遺贈の担保責任は、2020年4月1日施行の民法改正(債権法改正)により大きく見直され、従来の「不特定物に限る担保責任」から、特定物・不特定物を問わず、相続開始時の状態での引渡義務へと一本化されたのが特徴です。その根拠条文は改正民法998条です。
改正前の条文では、遺贈義務者の担保責任に関して
◆不特定物を遺贈の目的とした場合において、受遺者がこれにつき第三者から追奪を受けたときは、遺贈義務者は、これに対して、売主と同じく、担保の責任を負う。
◆不特定物を遺贈の目的とした場合において、物に瑕疵があったときは、遺贈義務者は、瑕疵のない物をもってこれに代えなければならない。

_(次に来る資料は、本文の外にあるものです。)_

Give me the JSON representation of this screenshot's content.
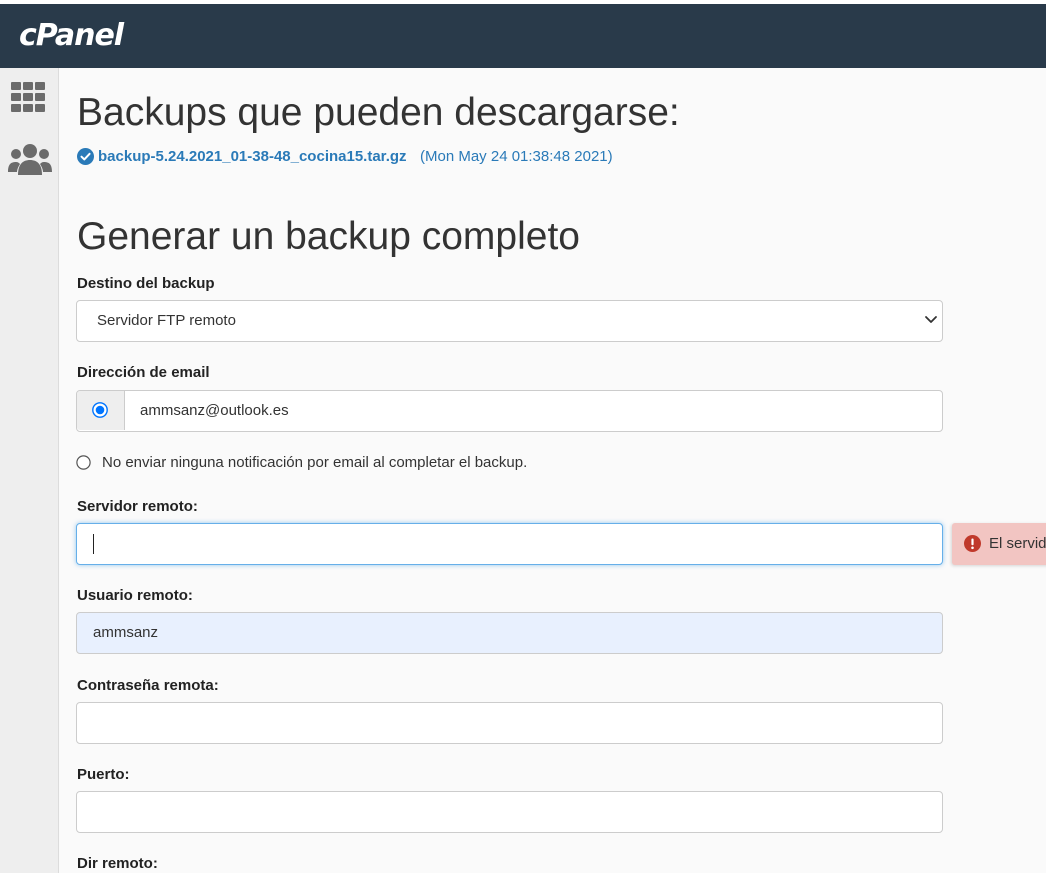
{
  "app": {
    "logo": "cPanel"
  },
  "sidebar": {
    "icons": [
      "grid-icon",
      "users-icon"
    ]
  },
  "downloads": {
    "title": "Backups que pueden descargarse:",
    "backup_file": "backup-5.24.2021_01-38-48_cocina15.tar.gz",
    "backup_date": "(Mon May 24 01:38:48 2021)"
  },
  "form": {
    "title": "Generar un backup completo",
    "destination": {
      "label": "Destino del backup",
      "value": "Servidor FTP remoto"
    },
    "email": {
      "label": "Dirección de email",
      "value": "ammsanz@outlook.es"
    },
    "no_notify": {
      "label": "No enviar ninguna notificación por email al completar el backup."
    },
    "remote_server": {
      "label": "Servidor remoto:",
      "value": "",
      "error": "El servidor"
    },
    "remote_user": {
      "label": "Usuario remoto:",
      "value": "ammsanz"
    },
    "remote_password": {
      "label": "Contraseña remota:",
      "value": ""
    },
    "port": {
      "label": "Puerto:",
      "value": ""
    },
    "remote_dir": {
      "label": "Dir remoto:"
    }
  },
  "colors": {
    "topbar": "#293a4a",
    "link": "#2a7ab8",
    "error_bg": "#f2c5c2",
    "error_icon": "#c0392b",
    "focus_border": "#66afe9",
    "autofill_bg": "#e8f0fe"
  }
}
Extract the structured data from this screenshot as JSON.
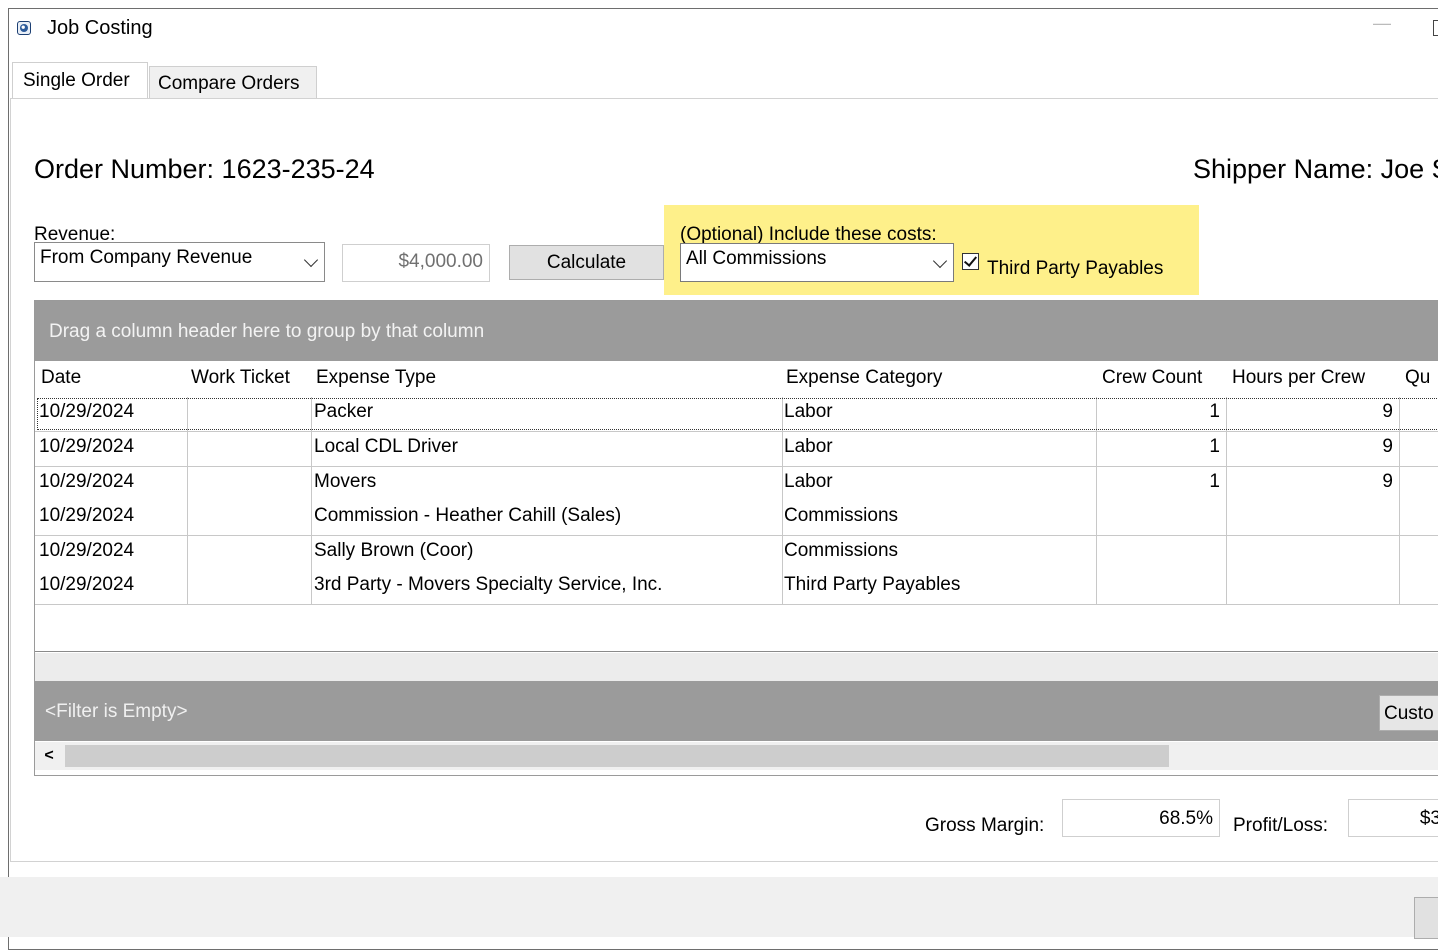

とされ、特定物遺贈には担保責任が明文化されておらず、実務上の扱いが不明確でした。
ここで、特定物債権と不特定物債権について簡単に触れておきますが、特定物債権は「これじゃないとダメな物」、不特定物債権は「種類が合えば何でもいい物」を目的とする債権です。例えば自動車で説明すると、特定物債権は「この中古の〇〇の車」というように個体が一つのものに特定されているもの、不特定物債権は「〇〇の新車1台」など、型番やグレードは指定されているものの個体は未特定ということを指します。
これに対して改正後の民法998条は、
◇遺贈義務者は、遺贈の目的である物又は権利を、相続開始の時の状態で引き渡し、又は移転する義務を負う。ただし、遺言者がその遺言に別段の意思を表示したときは、その意思に従うとされました。
つまり、対象を特定物・不特定物を問わず全ての遺贈とし、別段の意思(例えば、遺言書に「修理して渡す」「抵当権を抹消して渡す」など)があればそれに従うが、そうでなければ第三者の権利(例えば抵当権)が付いていても、そのままの状態で引き渡せば足りることとされました。
具体例で説明すると、遺言で「甲に○○の土地を遺贈する」と記載したとします。その土地に抵当権が設定されていた場合でも、遺贈義務者(渡す側)は抵当権を抹消する義務はなく、そのままの状態で引き渡せば足りることになります。
従って、実務上の注意点としては、遺言書に「修理して渡す」「抵当権を抹消して渡す」などの別段の意思表示があるかを必ず確認することが必要です。それによって、受遺者(受ける側)が不利益を被る場合は、遺贈放棄や遺言無効主張の検討をすることも必要となります。